Мераб Мамардашвили:
«Дьявол играет нами, когда мы не мыслим точно»
[1] [2]
— Мераб Константинович, в одной из своих лекций, посвященных проблемам анализа сознания, вы говорили о некой «реальной философии», всегда присутствующей, пусть и неосознанно, в основе научного знания, например. Думаю, то же относится и к искусству, и ко всякому другому проявлению творящего человеческого духа. Насколько это справедливо, на ваш взгляд, и как выглядят в глазах философа эти — другие — проявления?
— Я бы сказал чуть иначе: определенные внутренние установки, внутренние формы сознания существуют у всякого человека, занимающегося мыслью, производящего мысль. Поймем это слово широко — оно может означать и художественное произведение и философский трактат. Ибо в искусстве и в философии человек занимается в конечном счете одним и тем же: отдает себе отчет о самом себе.
— Мне кажется, однако, что сейчас это для многих не столь очевидно. Художественный текст не воспринимается как продукт мыслящего, философствующего сознания — особенно в искусствах «невербальных»...

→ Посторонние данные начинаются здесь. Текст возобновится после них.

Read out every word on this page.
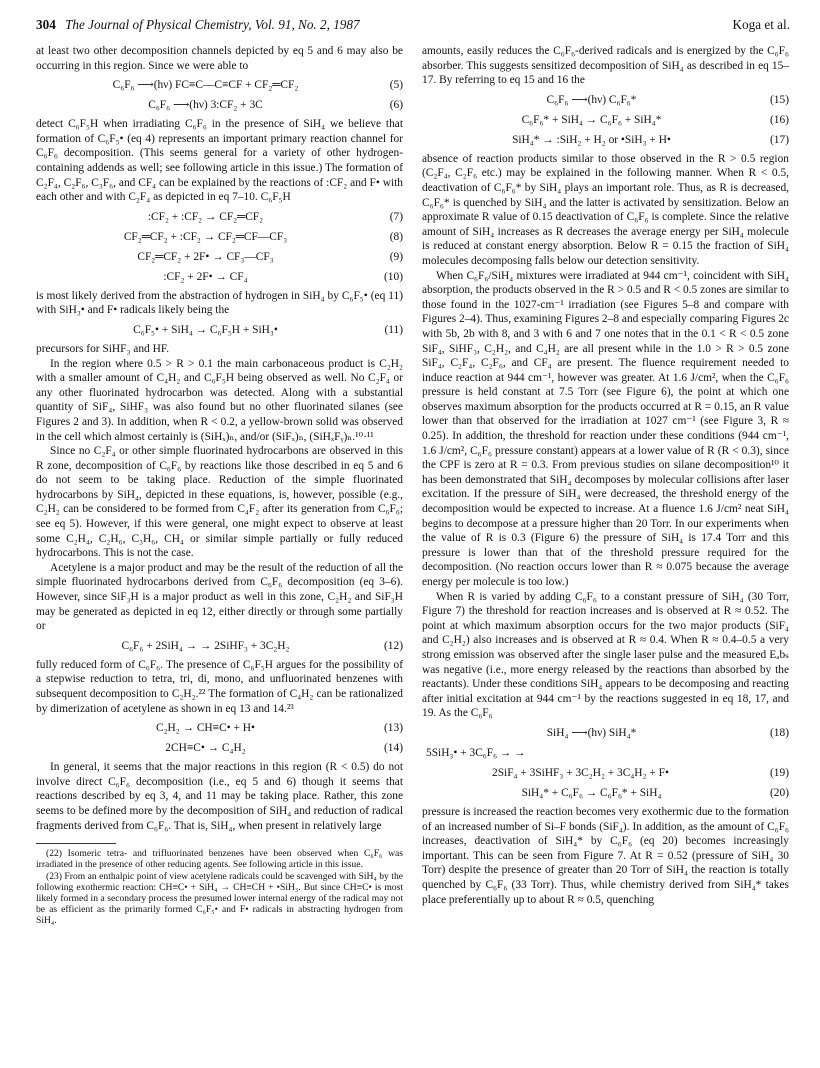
304 The Journal of Physical Chemistry, Vol. 91, No. 2, 1987	Koga et al.

at least two other decomposition channels depicted by eq 5 and 6 may also be occurring in this region. Since we were able to

C₆F₆ ⟶(hν) FC≡C—C≡CF + CF₂═CF₂	(5)
C₆F₆ ⟶(hν) 3:CF₂ + 3C	(6)

detect C₆F₅H when irradiating C₆F₆ in the presence of SiH₄ we believe that formation of C₆F₅• (eq 4) represents an important primary reaction channel for C₆F₆ decomposition. (This seems general for a variety of other hydrogen-containing addends as well; see following article in this issue.) The formation of C₂F₄, C₂F₆, C₃F₆, and CF₄ can be explained by the reactions of :CF₂ and F• with each other and with C₂F₄ as depicted in eq 7–10. C₆F₅H

:CF₂ + :CF₂ → CF₂═CF₂	(7)
CF₂═CF₂ + :CF₂ → CF₂═CF—CF₃	(8)
CF₂═CF₂ + 2F• → CF₃—CF₃	(9)
:CF₂ + 2F• → CF₄	(10)

is most likely derived from the abstraction of hydrogen in SiH₄ by C₆F₅• (eq 11) with SiH₃• and F• radicals likely being the

C₆F₅• + SiH₄ → C₆F₅H + SiH₃•	(11)

precursors for SiHF₃ and HF.

In the region where 0.5 > R > 0.1 the main carbonaceous product is C₂H₂ with a smaller amount of C₄H₂ and C₆F₅H being observed as well. No C₂F₄ or any other fluorinated hydrocarbon was detected. Along with a substantial quantity of SiF₄, SiHF₃ was also found but no other fluorinated silanes (see Figures 2 and 3). In addition, when R < 0.2, a yellow-brown solid was observed in the cell which almost certainly is (SiHₓ)ₙ, and/or (SiFₓ)ₙ, (SiHₓFᵧ)ₙ.¹⁰·¹¹

Since no C₂F₄ or other simple fluorinated hydrocarbons are observed in this R zone, decomposition of C₆F₆ by reactions like those described in eq 5 and 6 do not seem to be taking place. Reduction of the simple fluorinated hydrocarbons by SiH₄, depicted in these equations, is, however, possible (e.g., C₂H₂ can be considered to be formed from C₄F₂ after its generation from C₆F₆; see eq 5). However, if this were general, one might expect to observe at least some C₂H₄, C₂H₆, C₃H₆, CH₄ or similar simple partially or fully reduced hydrocarbons. This is not the case.

Acetylene is a major product and may be the result of the reduction of all the simple fluorinated hydrocarbons derived from C₆F₆ decomposition (eq 3–6). However, since SiF₃H is a major product as well in this zone, C₂H₂ and SiF₃H may be generated as depicted in eq 12, either directly or through some partially or

C₆F₆ + 2SiH₄ → → 2SiHF₃ + 3C₂H₂	(12)

fully reduced form of C₆F₆. The presence of C₆F₅H argues for the possibility of a stepwise reduction to tetra, tri, di, mono, and unfluorinated benzenes with subsequent decomposition to C₂H₂.²² The formation of C₄H₂ can be rationalized by dimerization of acetylene as shown in eq 13 and 14.²³

C₂H₂ → CH≡C• + H•	(13)
2CH≡C• → C₄H₂	(14)

In general, it seems that the major reactions in this region (R < 0.5) do not involve direct C₆F₆ decomposition (i.e., eq 5 and 6) though it seems that reactions described by eq 3, 4, and 11 may be taking place. Rather, this zone seems to be defined more by the decomposition of SiH₄ and reduction of radical fragments derived from C₆F₆. That is, SiH₄, when present in relatively large

(22) Isomeric tetra- and trifluorinated benzenes have been observed when C₆F₆ was irradiated in the presence of other reducing agents. See following article in this issue.

(23) From an enthalpic point of view acetylene radicals could be scavenged with SiH₄ by the following exothermic reaction: CH≡C• + SiH₄ → CH≡CH + •SiH₃. But since CH≡C• is most likely formed in a secondary process the presumed lower internal energy of the radical may not be as efficient as the primarily formed C₆F₅• and F• radicals in abstracting hydrogen from SiH₄.

amounts, easily reduces the C₆F₆-derived radicals and is energized by the C₆F₆ absorber. This suggests sensitized decomposition of SiH₄ as described in eq 15–17. By referring to eq 15 and 16 the

C₆F₆ ⟶(hν) C₆F₆*	(15)
C₆F₆* + SiH₄ → C₆F₆ + SiH₄*	(16)
SiH₄* → :SiH₂ + H₂ or •SiH₃ + H•	(17)

absence of reaction products similar to those observed in the R > 0.5 region (C₂F₄, C₂F₆ etc.) may be explained in the following manner. When R < 0.5, deactivation of C₆F₆* by SiH₄ plays an important role. Thus, as R is decreased, C₆F₆* is quenched by SiH₄ and the latter is activated by sensitization. Below an approximate R value of 0.15 deactivation of C₆F₆ is complete. Since the relative amount of SiH₄ increases as R decreases the average energy per SiH₄ molecule is reduced at constant energy absorption. Below R = 0.15 the fraction of SiH₄ molecules decomposing falls below our detection sensitivity.

When C₆F₆/SiH₄ mixtures were irradiated at 944 cm⁻¹, coincident with SiH₄ absorption, the products observed in the R > 0.5 and R < 0.5 zones are similar to those found in the 1027-cm⁻¹ irradiation (see Figures 5–8 and compare with Figures 2–4). Thus, examining Figures 2–8 and especially comparing Figures 2c with 5b, 2b with 8, and 3 with 6 and 7 one notes that in the 0.1 < R < 0.5 zone SiF₄, SiHF₃, C₂H₂, and C₄H₂ are all present while in the 1.0 > R > 0.5 zone SiF₄, C₂F₄, C₂F₆, and CF₄ are present. The fluence requirement needed to induce reaction at 944 cm⁻¹, however was greater. At 1.6 J/cm², when the C₆F₆ pressure is held constant at 7.5 Torr (see Figure 6), the point at which one observes maximum absorption for the products occurred at R = 0.15, an R value lower than that observed for the irradiation at 1027 cm⁻¹ (see Figure 3, R ≈ 0.25). In addition, the threshold for reaction under these conditions (944 cm⁻¹, 1.6 J/cm², C₆F₆ pressure constant) appears at a lower value of R (R < 0.3), since the CPF is zero at R = 0.3. From previous studies on silane decomposition¹⁰ it has been demonstrated that SiH₄ decomposes by molecular collisions after laser excitation. If the pressure of SiH₄ were decreased, the threshold energy of the decomposition would be expected to increase. At a fluence 1.6 J/cm² neat SiH₄ begins to decompose at a pressure higher than 20 Torr. In our experiments when the value of R is 0.3 (Figure 6) the pressure of SiH₄ is 17.4 Torr and this pressure is lower than that of the threshold pressure required for the decomposition. (No reaction occurs lower than R ≈ 0.075 because the average energy per molecule is too low.)

When R is varied by adding C₆F₆ to a constant pressure of SiH₄ (30 Torr, Figure 7) the threshold for reaction increases and is observed at R ≈ 0.52. The point at which maximum absorption occurs for the two major products (SiF₄ and C₂H₂) also increases and is observed at R ≈ 0.4. When R ≈ 0.4–0.5 a very strong emission was observed after the single laser pulse and the measured Eₐbₛ was negative (i.e., more energy released by the reactions than absorbed by the reactants). Under these conditions SiH₄ appears to be decomposing and reacting after initial excitation at 944 cm⁻¹ by the reactions suggested in eq 18, 17, and 19. As the C₆F₆

SiH₄ ⟶(hν) SiH₄*	(18)
5SiH₃• + 3C₆F₆ → →
2SiF₄ + 3SiHF₃ + 3C₂H₂ + 3C₄H₂ + F•	(19)
SiH₄* + C₆F₆ → C₆F₆* + SiH₄	(20)

pressure is increased the reaction becomes very exothermic due to the formation of an increased number of Si–F bonds (SiF₄). In addition, as the amount of C₆F₆ increases, deactivation of SiH₄* by C₆F₆ (eq 20) becomes increasingly important. This can be seen from Figure 7. At R = 0.52 (pressure of SiH₄ 30 Torr) despite the presence of greater than 20 Torr of SiH₄ the reaction is totally quenched by C₆F₆ (33 Torr). Thus, while chemistry derived from SiH₄* takes place preferentially up to about R ≈ 0.5, quenching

— Что ж, у нас есть потребность, почти манил, все представлять себе наглядно; мы и само мышление сводим к чисто вербальным операциям. К тому же у нас в памяти крепко сидит выработанная традицией «номенклатура способностей» человеческих. Мы отличаем чувства от мыслей, волю от чувства, интуицию от логики, и т. д. и т. д., но на самом-то деле все эти различия — лишь продукт нашего наблюдения над мышлением. И еще — исторически существующего «разделения труда». Логика проста — раз есть различные способности, то им должны соответствовать и разные «фигуры»: ученый, артист, политический деятель... Ну, и философ в том числе. В действительности же акт мысли совершается в поле глобальных «связностей» сознания. Мы можем говорить даже о состоянии мысли и понимания. Давайте раскрутим проблему по порядку. Существует, повторим, некая внутренняя схема самосознания, я бы сказал, внутренний образ мыслителя. (Тут можно без всякой натяжки сказать «художник» — он ведь тоже всегда как-то осознает самого себя, свое место и последствия своего труда в мире, в языке, в культурной традиции.) И это вот самосознание непременно фиксируется определенным образом и в стилистике и в самом содержании творчества. Если этого не учитывать, мы толком не поймем ни, скажем, различия между классицизмом и романтизмом, ни перехода от реалистического описания к так называемому модернистскому... И даже нравственные мотивы творца непосредственно зависят от того, какой образ самого себя он строит и как это кристаллизуется в «орудийности» творчества. Например, художник может осознавать и вести себя как пророк и, соответственно, миссионерски относиться к своему делу, к Слову. Однако надо понять, что подобное отношение по сути своей социально-утопическое. Что мы и видим на судьбах нравственно ориентированной русской литературы, которая на такой установке и держится. Напротив, может быть иное, куда более скромное отношение к слову: личностно-индивидуальное, когда на первый план выдвигается проблема слова как такового. Это позиция служения, по скромности своей близкая к так называемому «искусству для искусства». Вот какой широкий веер возможностей открывается...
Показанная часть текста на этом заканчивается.